Clinical Trial Details
— Status: Not yet recruiting
Administrative data
NCT number |
NCT06373640 |
Other study ID # |
RHM NEU0458 |
Secondary ID |
|
Status |
Not yet recruiting |
Phase |
N/A
|
First received |
|
Last updated |
|
Start date |
November 2024 |
Est. completion date |
January 2028 |
Study information
Verified date |
April 2024 |
Source |
University Hospital Southampton NHS Foundation Trust |
Contact |
n/a |
Is FDA regulated |
No |
Health authority |
|
Study type |
Interventional
|
Clinical Trial Summary
The HAPTO study will recruit adult patients with aSAH due to a burst aneurysm. These patients
must be scheduled to have their aneurysm treated surgically to prevent further bleeds, and
need an external ventricular drain for clinical reasons (to drain fluid and relieve pressure
on the brain). At the end of their surgery for their aneurysm, a further drain will be left
at the site of the surgery (which is in the basal cisterns) and they will additionally have a
drain sited in their lumbar spine. Vancomycin will be given through these drains.
Additionally, these drains will allow the fluid in the brain to be collected to measure how
haemoglobin levels and vancomycin levels differ between compartments and change over time.
Patients will participate in the study over a period from recruitment at three days after
aSAH to a maximum of ten days after aSAH. The data will be analysed to determine the
relationship in haemoglobin concentrations between different areas of the brain and spine
after aSAH, and how vancomycin distribution is related to its route of administration.
Description:
The HAPTO study aims to improve the treatment of a specific type of stroke known as
aneurysmal subarachnoid haemorrhage (aSAH). This stroke can occur when a weak point in a
blood vessel in the brain called an aneurysm bursts. This causes bleeding into the
surrounding area. aSAH is not only life-threatening, but also leaves many survivors with
long-term disabilities and health issues that affect the quality of their life.
After aSAH, haemoglobin - a protein normally found inside red blood cells - leaks out into
the brain and its surrounding fluid. While inside red blood cells, haemoglobin is safe, but
when it leaks out it is toxic and causes more damage to the brain. Our bodies have a natural
defence, which is a substance called haptoglobin. Haptoglobin can grab onto haemoglobin and
potentially stop its harmful effects. Although there is lots of haptoglobin in the rest of
the body, there is virtually none in the brain to protect against haemoglobin. Therefore,
haptoglobin is being developed as a drug that can be delivered directly to the brain to treat
patients with aSAH.
The HAPTO study measures the amount of haemoglobin that different areas of the brain and
spine are exposed to after aSAH. These areas are the ventricles (cavities in the brain), the
lumbar spine (lower back), and the basal cisterns (near the brain's base where aneurysms are
normally found). By collecting fluid samples from these places, we can measure how much
haemoglobin there is, and from this, we can work out how much haptoglobin will be needed.
Apart from knowing how much to give, we need to know where to give it. The main options are
to insert it either through a tube in the cavities of the brain (external ventricular drain)

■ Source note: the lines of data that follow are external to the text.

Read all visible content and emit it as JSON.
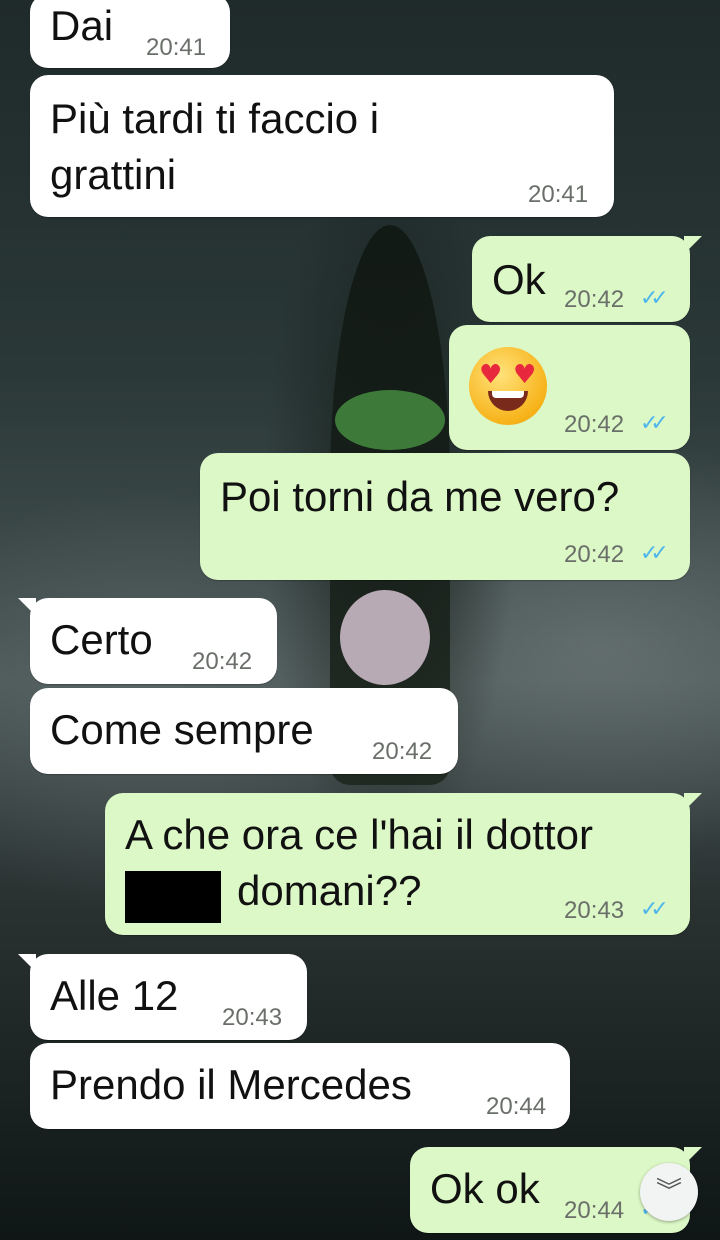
{
  "messages": [
    {
      "id": "m1",
      "direction": "in",
      "lines": [
        "Dai"
      ],
      "time": "20:41"
    },
    {
      "id": "m2",
      "direction": "in",
      "lines": [
        "Più tardi ti faccio i",
        "grattini"
      ],
      "time": "20:41"
    },
    {
      "id": "m3",
      "direction": "out",
      "lines": [
        "Ok"
      ],
      "time": "20:42",
      "status": "read"
    },
    {
      "id": "m4",
      "direction": "out",
      "emoji": "heart-eyes-face",
      "time": "20:42",
      "status": "read"
    },
    {
      "id": "m5",
      "direction": "out",
      "lines": [
        "Poi torni da me vero?"
      ],
      "time": "20:42",
      "status": "read"
    },
    {
      "id": "m6",
      "direction": "in",
      "lines": [
        "Certo"
      ],
      "time": "20:42"
    },
    {
      "id": "m7",
      "direction": "in",
      "lines": [
        "Come sempre"
      ],
      "time": "20:42"
    },
    {
      "id": "m8",
      "direction": "out",
      "lines": [
        "A che ora ce l'hai il dottor",
        "domani??"
      ],
      "time": "20:43",
      "status": "read",
      "redacted": true
    },
    {
      "id": "m9",
      "direction": "in",
      "lines": [
        "Alle 12"
      ],
      "time": "20:43"
    },
    {
      "id": "m10",
      "direction": "in",
      "lines": [
        "Prendo il Mercedes"
      ],
      "time": "20:44"
    },
    {
      "id": "m11",
      "direction": "out",
      "lines": [
        "Ok ok"
      ],
      "time": "20:44",
      "status": "read"
    }
  ],
  "ticks_glyph": "✓✓",
  "scroll_button": {
    "icon": "chevron-double-down-icon",
    "glyph": "︾"
  },
  "colors": {
    "incoming": "#ffffff",
    "outgoing": "#dcf8c6",
    "read_ticks": "#4fb6ec"
  }
}
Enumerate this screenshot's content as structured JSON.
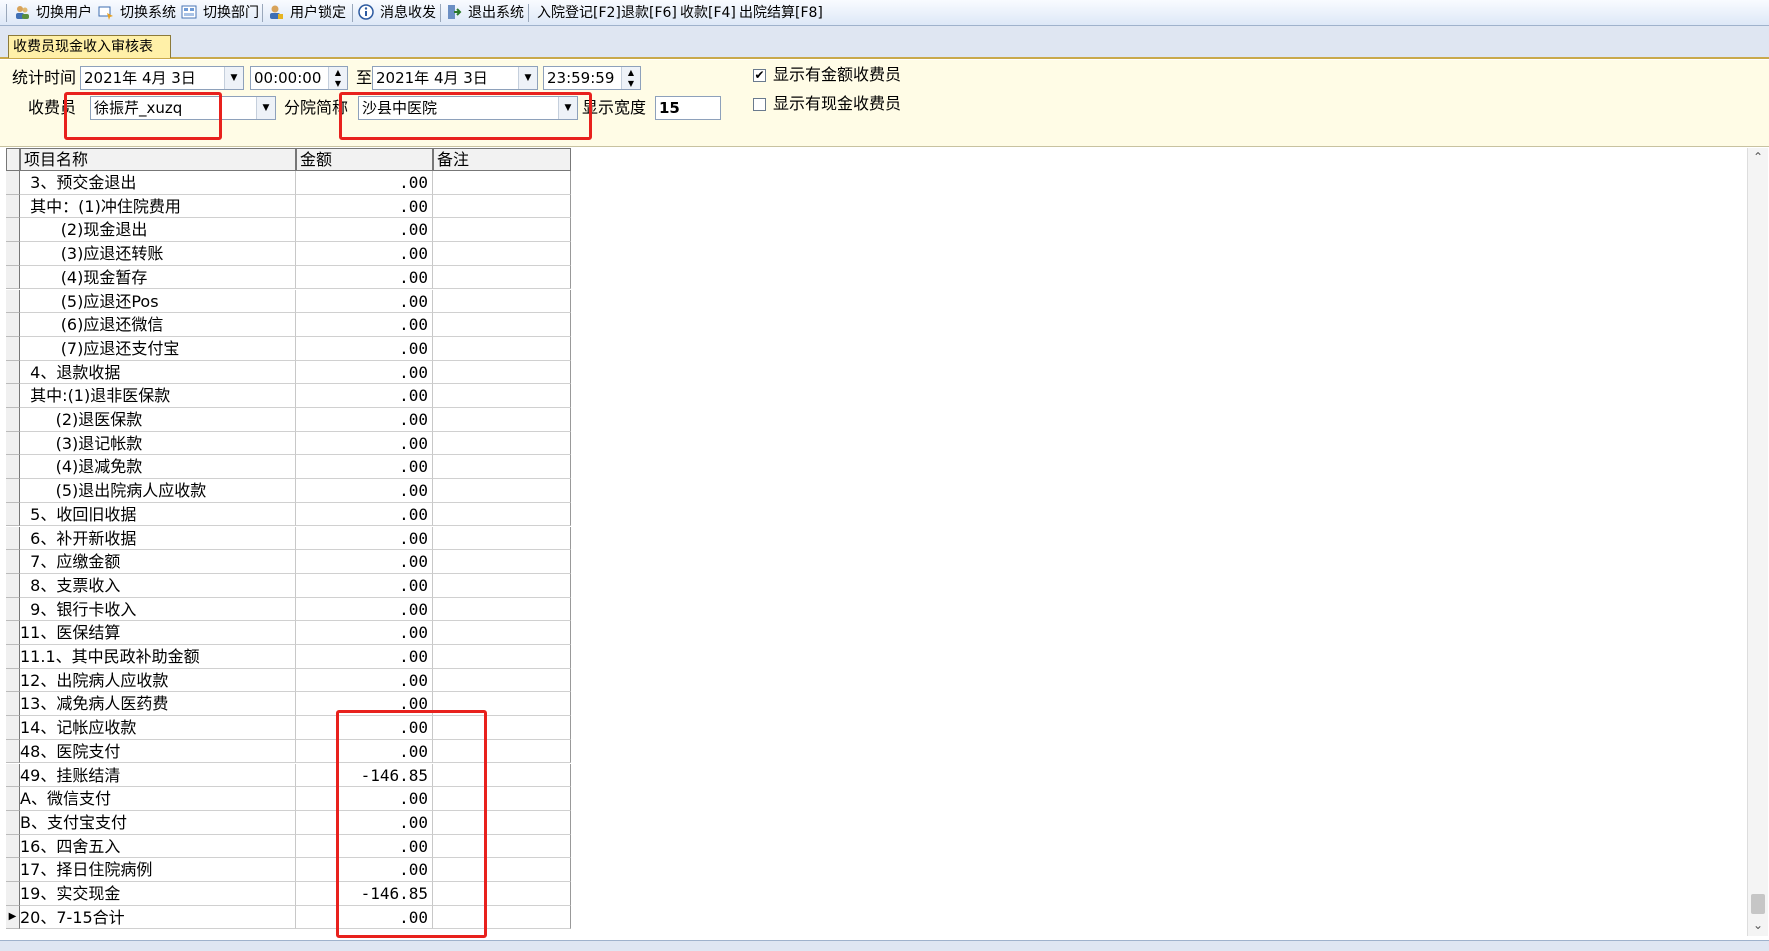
{
  "toolbar": {
    "items": [
      {
        "label": "切换用户",
        "icon": "users-icon"
      },
      {
        "label": "切换系统",
        "icon": "switch-system-icon"
      },
      {
        "label": "切换部门",
        "icon": "department-icon"
      },
      {
        "label": "用户锁定",
        "icon": "user-lock-icon"
      },
      {
        "label": "消息收发",
        "icon": "info-icon"
      },
      {
        "label": "退出系统",
        "icon": "exit-icon"
      },
      {
        "label": "入院登记[F2]"
      },
      {
        "label": "退款[F6]"
      },
      {
        "label": "收款[F4]"
      },
      {
        "label": "出院结算[F8]"
      }
    ]
  },
  "tab": {
    "label": "收费员现金收入审核表"
  },
  "filters": {
    "stat_time_label": "统计时间",
    "start_date": "2021年 4月 3日",
    "start_time": "00:00:00",
    "to_label": "至",
    "end_date": "2021年 4月 3日",
    "end_time": "23:59:59",
    "cashier_label": "收费员",
    "cashier_value": "徐振芹_xuzq",
    "branch_label": "分院简称",
    "branch_value": "沙县中医院",
    "width_label": "显示宽度",
    "width_value": "15",
    "check1_label": "显示有金额收费员",
    "check1_checked": true,
    "check2_label": "显示有现金收费员",
    "check2_checked": false,
    "check_mark": "✔"
  },
  "grid": {
    "headers": [
      "项目名称",
      "金额",
      "备注"
    ],
    "rows": [
      {
        "name": "  3、预交金退出",
        "amount": ".00"
      },
      {
        "name": "  其中：(1)冲住院费用",
        "amount": ".00"
      },
      {
        "name": "        (2)现金退出",
        "amount": ".00"
      },
      {
        "name": "        (3)应退还转账",
        "amount": ".00"
      },
      {
        "name": "        (4)现金暂存",
        "amount": ".00"
      },
      {
        "name": "        (5)应退还Pos",
        "amount": ".00"
      },
      {
        "name": "        (6)应退还微信",
        "amount": ".00"
      },
      {
        "name": "        (7)应退还支付宝",
        "amount": ".00"
      },
      {
        "name": "  4、退款收据",
        "amount": ".00"
      },
      {
        "name": "  其中:(1)退非医保款",
        "amount": ".00"
      },
      {
        "name": "       (2)退医保款",
        "amount": ".00"
      },
      {
        "name": "       (3)退记帐款",
        "amount": ".00"
      },
      {
        "name": "       (4)退减免款",
        "amount": ".00"
      },
      {
        "name": "       (5)退出院病人应收款",
        "amount": ".00"
      },
      {
        "name": "  5、收回旧收据",
        "amount": ".00"
      },
      {
        "name": "  6、补开新收据",
        "amount": ".00"
      },
      {
        "name": "  7、应缴金额",
        "amount": ".00"
      },
      {
        "name": "  8、支票收入",
        "amount": ".00"
      },
      {
        "name": "  9、银行卡收入",
        "amount": ".00"
      },
      {
        "name": "11、医保结算",
        "amount": ".00"
      },
      {
        "name": "11.1、其中民政补助金额",
        "amount": ".00"
      },
      {
        "name": "12、出院病人应收款",
        "amount": ".00"
      },
      {
        "name": "13、减免病人医药费",
        "amount": ".00"
      },
      {
        "name": "14、记帐应收款",
        "amount": ".00"
      },
      {
        "name": "48、医院支付",
        "amount": ".00"
      },
      {
        "name": "49、挂账结清",
        "amount": "-146.85"
      },
      {
        "name": "A、微信支付",
        "amount": ".00"
      },
      {
        "name": "B、支付宝支付",
        "amount": ".00"
      },
      {
        "name": "16、四舍五入",
        "amount": ".00"
      },
      {
        "name": "17、择日住院病例",
        "amount": ".00"
      },
      {
        "name": "19、实交现金",
        "amount": "-146.85"
      },
      {
        "name": "20、7-15合计",
        "amount": ".00"
      }
    ],
    "current_row_marker": "▶"
  }
}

or a tube inserted into the spine (lumbar drain). Little is known about how drugs distribute
around the nervous system in general, and even less in patients who have had an aSAH in whom
the flow of fluid around the brain is disturbed. This study will try to find out more by
using a common antibiotic, vancomycin, as a tracer to understand how drugs move within
different regions of the brain and spine following aSAH. This approach will provide valuable
insights into the possible ways to give haptoglobin (and any other future treatments
requiring injection into the brain or spine).
The HAPTO study will recruit adult patients with aSAH due to a burst aneurysm. These patients
must be scheduled to have their aneurysm treated surgically to prevent further bleeds, and
need an external ventricular drain for clinical reasons (to drain fluid and relieve pressure
on the brain). At the end of their surgery for their aneurysm, a further drain will be left
at the site of the surgery (which is in the basal cisterns) and they will additionally have a
drain sited in their lumbar spine. Vancomycin will be given through these drains.
Additionally, these drains will allow the fluid in the brain to be collected to measure how
haemoglobin levels and vancomycin levels differ between compartments and change over time.
Patients will participate in the study over a period from recruitment at three days after
aSAH to a maximum of ten days after aSAH. The data will be analysed to determine the
relationship in haemoglobin concentrations between different areas of the brain and spine
after aSAH, and how vancomycin distribution is related to its route of administration.